Published on Saturday, 11 Jan 2020

In Part 1 last week, we looked at some ways to help prepare for and write up your performance review. This week we will focus on what to say in the meeting and what to do beforehand.
A conversation with your boss about your performance doesn’t have to induce panic. Hopefully, the preparation you’ve done has boosted your confidence and reminded you of your accomplishments.  Before you head into that meeting, make sure to do the following. 
Make notes
This can help you stay on message and identify what you want to focus on. Use key words and be sure to include any relevant data. Make headings for each situation then bullet points to summarize the details.  A good rule of thumb is to present the situation, identify what the challenges were, explain how you overcame them and describe what the result was. Have a look at this example:

Situation:  Need to increase leads by 20%

Challenge:  Stiff competition + reduced budget

Action:  Exploited new markets by increasing SM presence

Result:   Significant growth

Avoid writing down full sentences as you may be tempted to read from the page. This will kill the interaction as it affects eye contact with your audience.
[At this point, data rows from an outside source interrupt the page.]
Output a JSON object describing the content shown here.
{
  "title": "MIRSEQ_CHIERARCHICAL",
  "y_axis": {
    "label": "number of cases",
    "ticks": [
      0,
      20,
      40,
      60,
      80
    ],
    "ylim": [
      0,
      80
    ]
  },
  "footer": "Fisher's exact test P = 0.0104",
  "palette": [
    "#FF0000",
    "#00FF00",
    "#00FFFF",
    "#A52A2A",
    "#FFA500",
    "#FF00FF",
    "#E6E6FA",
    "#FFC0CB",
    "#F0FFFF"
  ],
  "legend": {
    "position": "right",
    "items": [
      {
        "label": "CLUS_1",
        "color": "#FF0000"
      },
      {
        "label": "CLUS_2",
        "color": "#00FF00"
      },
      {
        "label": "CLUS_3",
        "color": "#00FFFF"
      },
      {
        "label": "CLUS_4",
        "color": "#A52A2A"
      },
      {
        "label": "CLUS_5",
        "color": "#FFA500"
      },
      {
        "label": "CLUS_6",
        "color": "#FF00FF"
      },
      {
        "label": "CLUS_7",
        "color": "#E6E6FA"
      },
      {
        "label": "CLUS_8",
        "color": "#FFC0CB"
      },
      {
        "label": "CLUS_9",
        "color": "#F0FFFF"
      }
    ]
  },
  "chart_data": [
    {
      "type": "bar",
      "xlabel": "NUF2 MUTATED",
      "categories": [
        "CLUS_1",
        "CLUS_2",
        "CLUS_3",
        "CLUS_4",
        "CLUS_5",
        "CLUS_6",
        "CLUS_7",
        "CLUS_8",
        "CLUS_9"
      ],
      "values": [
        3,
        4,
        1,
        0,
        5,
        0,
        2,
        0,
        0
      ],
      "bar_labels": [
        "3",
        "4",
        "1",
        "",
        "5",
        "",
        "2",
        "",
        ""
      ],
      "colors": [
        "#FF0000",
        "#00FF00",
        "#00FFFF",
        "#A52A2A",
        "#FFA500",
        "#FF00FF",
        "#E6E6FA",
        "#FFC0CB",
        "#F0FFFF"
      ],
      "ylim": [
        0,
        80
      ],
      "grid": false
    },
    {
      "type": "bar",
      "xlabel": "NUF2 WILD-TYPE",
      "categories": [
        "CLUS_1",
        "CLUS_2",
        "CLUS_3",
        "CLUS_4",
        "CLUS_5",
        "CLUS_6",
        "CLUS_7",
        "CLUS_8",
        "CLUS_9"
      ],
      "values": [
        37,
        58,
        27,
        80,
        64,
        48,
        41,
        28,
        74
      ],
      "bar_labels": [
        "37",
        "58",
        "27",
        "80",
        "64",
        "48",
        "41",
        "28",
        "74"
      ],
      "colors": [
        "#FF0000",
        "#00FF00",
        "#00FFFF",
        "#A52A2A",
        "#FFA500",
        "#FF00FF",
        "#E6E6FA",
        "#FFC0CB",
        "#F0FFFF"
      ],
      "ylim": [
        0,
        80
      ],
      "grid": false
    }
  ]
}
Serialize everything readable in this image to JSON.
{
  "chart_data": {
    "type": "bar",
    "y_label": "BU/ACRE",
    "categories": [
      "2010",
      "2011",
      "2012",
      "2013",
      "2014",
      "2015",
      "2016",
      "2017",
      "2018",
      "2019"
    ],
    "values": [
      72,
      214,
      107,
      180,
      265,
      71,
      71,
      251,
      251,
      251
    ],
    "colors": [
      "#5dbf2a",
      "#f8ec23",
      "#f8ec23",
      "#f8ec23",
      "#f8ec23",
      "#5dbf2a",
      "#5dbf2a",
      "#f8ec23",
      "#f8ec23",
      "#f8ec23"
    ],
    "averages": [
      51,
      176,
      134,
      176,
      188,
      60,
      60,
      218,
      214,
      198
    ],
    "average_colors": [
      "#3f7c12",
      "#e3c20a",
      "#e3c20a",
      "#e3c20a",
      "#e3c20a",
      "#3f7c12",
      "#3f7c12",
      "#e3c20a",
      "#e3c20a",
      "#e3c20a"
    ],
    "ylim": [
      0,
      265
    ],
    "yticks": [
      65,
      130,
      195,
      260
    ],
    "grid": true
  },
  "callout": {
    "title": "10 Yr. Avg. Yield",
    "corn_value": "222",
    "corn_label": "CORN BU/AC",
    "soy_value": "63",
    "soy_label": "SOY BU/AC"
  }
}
Remember, you know what you’ve accomplished. Your notes are just there to remind you of the highlights and ensure that you stay on track and don’t forget anything.

Put it all together
You know what you’re saying and how everything is connected. Make sure the order of events is clear so you don’t leave your boss in the dark. Sequencing words can help your listener follow you and better understand your overall meaning. There’s no need to get creative here: stock expressions like ‘first of all’ and ‘finally’ can give your speaking greater coherence. Plus they’re easy to remember. Even simple words like ‘then’ and ‘next’ can make the progression of events clearer. 

Practise
Finally, before the big meeting, you may want to practise with a friend or trusted colleague. This helps put your nerves at ease and helps you feel more relaxed for the actual meeting. This rehearsal may help you to recognise if you’ve left something out or if a point needs to be developed or clarified with an example. Your friend can also give you feedback, like to make more eye contact or smile occasionally.  They can even ask you questions if anything is unclear or if there is not enough detail. 

Final Advice
Sometimes amid the pressures of daily work and deadlines, it’s easy to see mid year and annual performance reviews as yet another tick box activity to get through. However, these reviews are a great opportunity to reflect on your goals and think about your career. Ask yourself if you’re still on track with your long term objectives and look at what you can do to ensure that you’re staying true to yourself. Reviews also give you a chance to get feedback from your manager that will help you develop professionally as well as see how your work is valued by the organisation. With a little bit of preparation and thought, you’re sure to get a positive assessment.